Today there is not a significant advantage to being signed by a major label as it was 10-20-30 years back.
My suggestion is that if an artist is going to go in the DIY direction, he consult with an attorney on publishing, licensing and other business matters and then consult with a product manager to set up distribution and pull all of the various project components together.
From there the artist can build out marketing strategies depending on need and awareness (i.e.) radio promo, digital marketing, social media, pr.
What do you expect from an artist before and during a PR campaign?
To be notified at least six months in advance as a successful campaign cannot start without effective set up which typically begins 3 months prior to release.
If an artist reaches out to a publicist saying my record is coming out next week and the publicist is available I would be wary that the publicist is not booked.
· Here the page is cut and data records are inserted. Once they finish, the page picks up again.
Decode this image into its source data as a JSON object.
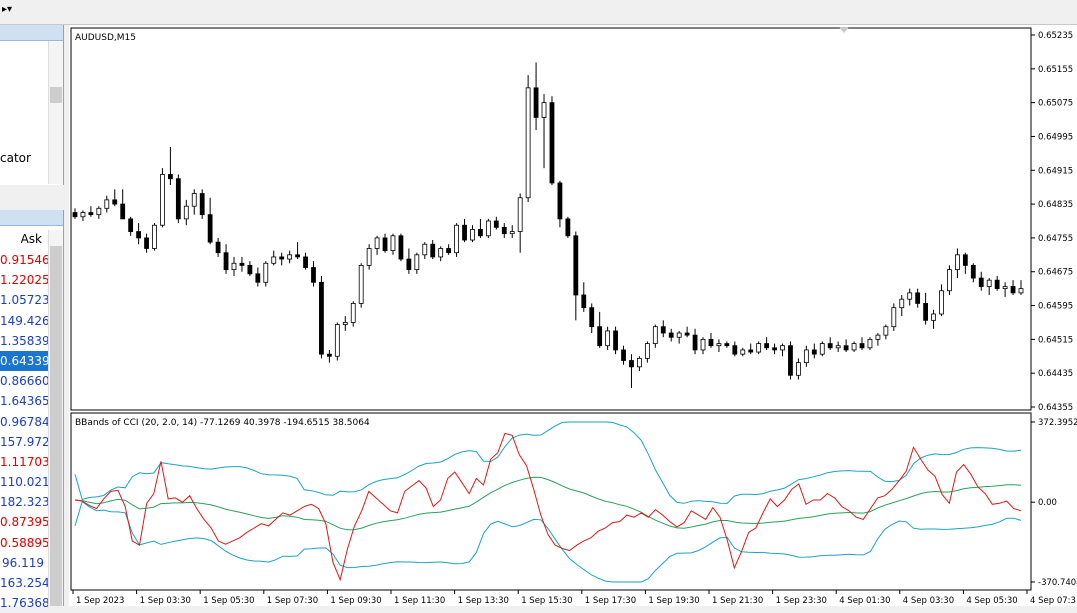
{
  "toolbar": {
    "dropdown_glyph": "▸▾"
  },
  "navigator": {
    "partial_item_label": "cator"
  },
  "market_watch": {
    "column_header": "Ask",
    "rows": [
      {
        "ask": "0.91546",
        "color": "red"
      },
      {
        "ask": "1.22025",
        "color": "red"
      },
      {
        "ask": "1.05723",
        "color": "blue"
      },
      {
        "ask": "149.426",
        "color": "blue"
      },
      {
        "ask": "1.35839",
        "color": "blue"
      },
      {
        "ask": "0.64339",
        "color": "blue",
        "selected": true
      },
      {
        "ask": "0.86660",
        "color": "blue"
      },
      {
        "ask": "1.64365",
        "color": "blue"
      },
      {
        "ask": "0.96784",
        "color": "blue"
      },
      {
        "ask": "157.972",
        "color": "blue"
      },
      {
        "ask": "1.11703",
        "color": "red"
      },
      {
        "ask": "110.021",
        "color": "blue"
      },
      {
        "ask": "182.323",
        "color": "blue"
      },
      {
        "ask": "0.87395",
        "color": "red"
      },
      {
        "ask": "0.58895",
        "color": "red"
      },
      {
        "ask": "96.119",
        "color": "blue"
      },
      {
        "ask": "163.254",
        "color": "blue"
      },
      {
        "ask": "1.76368",
        "color": "blue"
      }
    ]
  },
  "chart": {
    "symbol_label": "AUDUSD,M15",
    "indicator_label": "BBands of CCI (20, 2.0, 14) -77.1269 40.3978 -194.6515 38.5064",
    "price_axis": [
      "0.65235",
      "0.65155",
      "0.65075",
      "0.64995",
      "0.64915",
      "0.64835",
      "0.64755",
      "0.64675",
      "0.64595",
      "0.64515",
      "0.64435",
      "0.64355"
    ],
    "price_axis_values": [
      0.65235,
      0.65155,
      0.65075,
      0.64995,
      0.64915,
      0.64835,
      0.64755,
      0.64675,
      0.64595,
      0.64515,
      0.64435,
      0.64355
    ],
    "indicator_axis": [
      "372.3952",
      "0.00",
      "-370.7404"
    ],
    "indicator_axis_values": [
      372.3952,
      0,
      -370.7404
    ],
    "time_axis": [
      "1 Sep 2023",
      "1 Sep 03:30",
      "1 Sep 05:30",
      "1 Sep 07:30",
      "1 Sep 09:30",
      "1 Sep 11:30",
      "1 Sep 13:30",
      "1 Sep 15:30",
      "1 Sep 17:30",
      "1 Sep 19:30",
      "1 Sep 21:30",
      "1 Sep 23:30",
      "4 Sep 01:30",
      "4 Sep 03:30",
      "4 Sep 05:30",
      "4 Sep 07:3"
    ],
    "colors": {
      "bull": "#ffffff",
      "bear": "#000000",
      "cci": "#d81b1b",
      "band": "#1aa3c4",
      "mid": "#26a35a",
      "grid": "#000000"
    }
  },
  "chart_data": {
    "type": "candlestick",
    "title": "AUDUSD,M15",
    "ylim": [
      0.64355,
      0.65235
    ],
    "candles": [
      [
        0.64815,
        0.64825,
        0.648,
        0.64805
      ],
      [
        0.64805,
        0.6482,
        0.64795,
        0.64815
      ],
      [
        0.64815,
        0.6483,
        0.64805,
        0.6481
      ],
      [
        0.6481,
        0.6483,
        0.648,
        0.64825
      ],
      [
        0.64825,
        0.64855,
        0.64815,
        0.64845
      ],
      [
        0.64845,
        0.6487,
        0.6483,
        0.64835
      ],
      [
        0.64835,
        0.6487,
        0.648,
        0.648
      ],
      [
        0.648,
        0.64805,
        0.6476,
        0.6477
      ],
      [
        0.6477,
        0.6479,
        0.6474,
        0.64755
      ],
      [
        0.64755,
        0.64765,
        0.6472,
        0.6473
      ],
      [
        0.6473,
        0.6479,
        0.64725,
        0.64785
      ],
      [
        0.64785,
        0.6492,
        0.6478,
        0.64905
      ],
      [
        0.64905,
        0.6497,
        0.6488,
        0.64895
      ],
      [
        0.64895,
        0.64905,
        0.6479,
        0.648
      ],
      [
        0.648,
        0.64845,
        0.64785,
        0.6483
      ],
      [
        0.6483,
        0.6487,
        0.6481,
        0.6486
      ],
      [
        0.6486,
        0.6487,
        0.648,
        0.6481
      ],
      [
        0.6481,
        0.6485,
        0.6474,
        0.64745
      ],
      [
        0.64745,
        0.64755,
        0.6471,
        0.6472
      ],
      [
        0.6472,
        0.6474,
        0.6467,
        0.6468
      ],
      [
        0.6468,
        0.6471,
        0.64665,
        0.64695
      ],
      [
        0.64695,
        0.6471,
        0.64675,
        0.6469
      ],
      [
        0.6469,
        0.647,
        0.64665,
        0.6467
      ],
      [
        0.6467,
        0.64685,
        0.6464,
        0.6465
      ],
      [
        0.6465,
        0.647,
        0.6464,
        0.64695
      ],
      [
        0.64695,
        0.64725,
        0.6469,
        0.6471
      ],
      [
        0.6471,
        0.6472,
        0.6469,
        0.64705
      ],
      [
        0.64705,
        0.64725,
        0.64695,
        0.64715
      ],
      [
        0.64715,
        0.64745,
        0.64705,
        0.6471
      ],
      [
        0.6471,
        0.6472,
        0.6468,
        0.64685
      ],
      [
        0.64685,
        0.647,
        0.6464,
        0.6465
      ],
      [
        0.6465,
        0.64665,
        0.6447,
        0.6448
      ],
      [
        0.6448,
        0.6449,
        0.6446,
        0.64475
      ],
      [
        0.64475,
        0.64555,
        0.64465,
        0.6455
      ],
      [
        0.6455,
        0.6457,
        0.64535,
        0.64555
      ],
      [
        0.64555,
        0.64605,
        0.64545,
        0.646
      ],
      [
        0.646,
        0.64695,
        0.6459,
        0.6469
      ],
      [
        0.6469,
        0.6474,
        0.6468,
        0.6473
      ],
      [
        0.6473,
        0.6476,
        0.64715,
        0.64755
      ],
      [
        0.64755,
        0.64765,
        0.6472,
        0.64725
      ],
      [
        0.64725,
        0.64765,
        0.64715,
        0.6476
      ],
      [
        0.6476,
        0.64765,
        0.647,
        0.64705
      ],
      [
        0.64705,
        0.6473,
        0.6467,
        0.6468
      ],
      [
        0.6468,
        0.6472,
        0.6467,
        0.64715
      ],
      [
        0.64715,
        0.64745,
        0.64705,
        0.6474
      ],
      [
        0.6474,
        0.6475,
        0.64705,
        0.6471
      ],
      [
        0.6471,
        0.64735,
        0.647,
        0.6473
      ],
      [
        0.6473,
        0.6474,
        0.64715,
        0.6472
      ],
      [
        0.6472,
        0.6479,
        0.6471,
        0.64785
      ],
      [
        0.64785,
        0.648,
        0.64745,
        0.6475
      ],
      [
        0.6475,
        0.64785,
        0.64745,
        0.64775
      ],
      [
        0.64775,
        0.648,
        0.64755,
        0.6476
      ],
      [
        0.6476,
        0.648,
        0.64755,
        0.64795
      ],
      [
        0.64795,
        0.64805,
        0.64775,
        0.6478
      ],
      [
        0.6478,
        0.6479,
        0.64755,
        0.64765
      ],
      [
        0.64765,
        0.64785,
        0.64755,
        0.6477
      ],
      [
        0.6477,
        0.6486,
        0.6472,
        0.6485
      ],
      [
        0.6485,
        0.6514,
        0.6484,
        0.6511
      ],
      [
        0.6511,
        0.6517,
        0.6501,
        0.6504
      ],
      [
        0.6504,
        0.65095,
        0.6492,
        0.65075
      ],
      [
        0.65075,
        0.6509,
        0.6488,
        0.64885
      ],
      [
        0.64885,
        0.6489,
        0.6478,
        0.648
      ],
      [
        0.648,
        0.64805,
        0.64755,
        0.6476
      ],
      [
        0.6476,
        0.6477,
        0.6456,
        0.6462
      ],
      [
        0.6462,
        0.6465,
        0.6458,
        0.6459
      ],
      [
        0.6459,
        0.646,
        0.6453,
        0.64545
      ],
      [
        0.64545,
        0.6458,
        0.64495,
        0.645
      ],
      [
        0.645,
        0.64545,
        0.6449,
        0.64535
      ],
      [
        0.64535,
        0.64545,
        0.6448,
        0.6449
      ],
      [
        0.6449,
        0.645,
        0.64455,
        0.64465
      ],
      [
        0.64465,
        0.6448,
        0.644,
        0.6445
      ],
      [
        0.6445,
        0.64475,
        0.6444,
        0.6447
      ],
      [
        0.6447,
        0.6451,
        0.6446,
        0.64505
      ],
      [
        0.64505,
        0.6455,
        0.64495,
        0.64545
      ],
      [
        0.64545,
        0.6456,
        0.6452,
        0.6453
      ],
      [
        0.6453,
        0.6454,
        0.6451,
        0.6452
      ],
      [
        0.6452,
        0.64535,
        0.64505,
        0.6453
      ],
      [
        0.6453,
        0.64545,
        0.6452,
        0.64525
      ],
      [
        0.64525,
        0.6454,
        0.6448,
        0.6449
      ],
      [
        0.6449,
        0.6452,
        0.6448,
        0.64515
      ],
      [
        0.64515,
        0.6453,
        0.64495,
        0.645
      ],
      [
        0.645,
        0.64515,
        0.64485,
        0.64505
      ],
      [
        0.64505,
        0.6451,
        0.64495,
        0.645
      ],
      [
        0.645,
        0.6451,
        0.64475,
        0.6448
      ],
      [
        0.6448,
        0.64495,
        0.64475,
        0.6449
      ],
      [
        0.6449,
        0.64505,
        0.6448,
        0.64485
      ],
      [
        0.64485,
        0.6451,
        0.6448,
        0.64505
      ],
      [
        0.64505,
        0.6452,
        0.6449,
        0.64495
      ],
      [
        0.64495,
        0.64505,
        0.6448,
        0.6449
      ],
      [
        0.6449,
        0.64505,
        0.64475,
        0.645
      ],
      [
        0.645,
        0.6451,
        0.6442,
        0.6443
      ],
      [
        0.6443,
        0.6447,
        0.6442,
        0.6446
      ],
      [
        0.6446,
        0.645,
        0.6445,
        0.6449
      ],
      [
        0.6449,
        0.64505,
        0.6447,
        0.6448
      ],
      [
        0.6448,
        0.6451,
        0.64475,
        0.64505
      ],
      [
        0.64505,
        0.6452,
        0.6449,
        0.64495
      ],
      [
        0.64495,
        0.6451,
        0.64485,
        0.645
      ],
      [
        0.645,
        0.64515,
        0.64485,
        0.6449
      ],
      [
        0.6449,
        0.6451,
        0.64485,
        0.64505
      ],
      [
        0.64505,
        0.6452,
        0.6449,
        0.64495
      ],
      [
        0.64495,
        0.6452,
        0.6449,
        0.64515
      ],
      [
        0.64515,
        0.6453,
        0.645,
        0.64525
      ],
      [
        0.64525,
        0.6455,
        0.64515,
        0.64545
      ],
      [
        0.64545,
        0.646,
        0.64535,
        0.6459
      ],
      [
        0.6459,
        0.6462,
        0.6457,
        0.6461
      ],
      [
        0.6461,
        0.64635,
        0.64595,
        0.64625
      ],
      [
        0.64625,
        0.64635,
        0.6459,
        0.646
      ],
      [
        0.646,
        0.64625,
        0.6455,
        0.6456
      ],
      [
        0.6456,
        0.64585,
        0.6454,
        0.64575
      ],
      [
        0.64575,
        0.64645,
        0.6457,
        0.6463
      ],
      [
        0.6463,
        0.6469,
        0.6462,
        0.6468
      ],
      [
        0.6468,
        0.6473,
        0.6466,
        0.64715
      ],
      [
        0.64715,
        0.6472,
        0.6467,
        0.6469
      ],
      [
        0.6469,
        0.64695,
        0.6465,
        0.6466
      ],
      [
        0.6466,
        0.64675,
        0.6463,
        0.6464
      ],
      [
        0.6464,
        0.6466,
        0.6462,
        0.64655
      ],
      [
        0.64655,
        0.64665,
        0.6463,
        0.64635
      ],
      [
        0.64635,
        0.6465,
        0.64615,
        0.6464
      ],
      [
        0.6464,
        0.64655,
        0.6462,
        0.64625
      ],
      [
        0.64625,
        0.64655,
        0.6462,
        0.64635
      ]
    ],
    "indicator": {
      "name": "BBands of CCI (20, 2.0, 14)",
      "ylim": [
        -370.7404,
        372.3952
      ],
      "cci": [
        10,
        5,
        -15,
        -30,
        15,
        50,
        55,
        -20,
        -180,
        -200,
        -5,
        40,
        190,
        15,
        20,
        0,
        30,
        -30,
        -80,
        -120,
        -180,
        -195,
        -180,
        -165,
        -140,
        -120,
        -100,
        -110,
        -80,
        -50,
        -60,
        -40,
        -20,
        -10,
        -30,
        -100,
        -280,
        -360,
        -220,
        -110,
        -40,
        50,
        20,
        -10,
        -40,
        -50,
        50,
        75,
        100,
        65,
        -20,
        10,
        110,
        140,
        90,
        40,
        110,
        80,
        200,
        230,
        320,
        310,
        220,
        170,
        60,
        -60,
        -150,
        -200,
        -215,
        -225,
        -200,
        -180,
        -165,
        -135,
        -120,
        -95,
        -90,
        -60,
        -70,
        -50,
        -70,
        -35,
        -60,
        -90,
        -115,
        -95,
        -40,
        -60,
        -80,
        -25,
        -70,
        -175,
        -305,
        -230,
        -140,
        -120,
        -50,
        15,
        -20,
        10,
        60,
        85,
        -10,
        10,
        10,
        40,
        20,
        -20,
        -40,
        -70,
        -80,
        -30,
        20,
        30,
        60,
        100,
        145,
        255,
        200,
        150,
        120,
        35,
        -5,
        140,
        175,
        130,
        70,
        40,
        -10,
        -5,
        5,
        -30,
        -40
      ]
    }
  }
}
If you were working as a manager for a new artist who was preparing to self-release new music, what would you be pushing them to focus on in terms of content?
Well I am not a personal manager, but I would stress to the artist that he compose original music so he can also control his/her own publishing.
Aside from great music, what influences your decision on which artists to work with?
Right, great music can’t get the job done on its own.
The artist also needs to have a compelling back story that will engage consumers beyond the music at hand.
Additionally if the artist already has an effective manager and/or agent who have realistic expectations all the better.
The US is, of course, a massive territory. What areas do you tend to focus on for new releases and what factors influence that?
That depends if the artist is going to tour.
Obviously, the trigger markets (NY, Bay Area, LA, Boston, Denver, Pacific Northwest, Chicago, D.C., Philly), where there are venues, media, radio and demographics to support the music.
Your company offers tour publicity. Can you share a tip for pushing awareness and sales in a city where the artist is not very well known?
With the demise of print media and daily papers and scant interest from local TV, social media becomes a key imperative in building a fan base from the ground up.
In terms of direct-to-fan marketing, what platforms do you see being most effective for jazz musicians at the moment?
An artist should be as socially relevant as possible with a goal of six figure fan engagement via FB which will trigger another level of analytics and opportunities.
Playlist connectivity via DSP’s (Spotify, Tidal, Apple, Qboz) is also key.
What’s the key to a long and successful career?
Having a support team on and off the bandstand is the best ingredient for longevity.
Also mentorship and passing it on, as I have been fortunate to have some superstar employees who have successfully made their way over the decades – Monifa Carson Brown, Sonia Croker, JR Rich, Sophie Darve, Matt Merewitz, Loretta Malta, Amy Miller, Jordy Freed, Matt Jurasek, Maureen McFadden and now Candelaria Alvarado.
Being referred to as the Art Blakey of jazz publicists is a nice touch.
Well I played drums for four years but could not hold Bu’s sticks. But I was a die-hard Pirates fan so we shared our love for a great jazz city. Did you know the Bucs were the first team to field an all black and hispanic starting lineup in 1969?
If it was not for my wife, Maria Echeverria Lucoff who helped me start my business at the kitchen table in late 1988 when MCA abruptly closed their jazz division, frankly I would not have the success and longevity in life I enjoy today.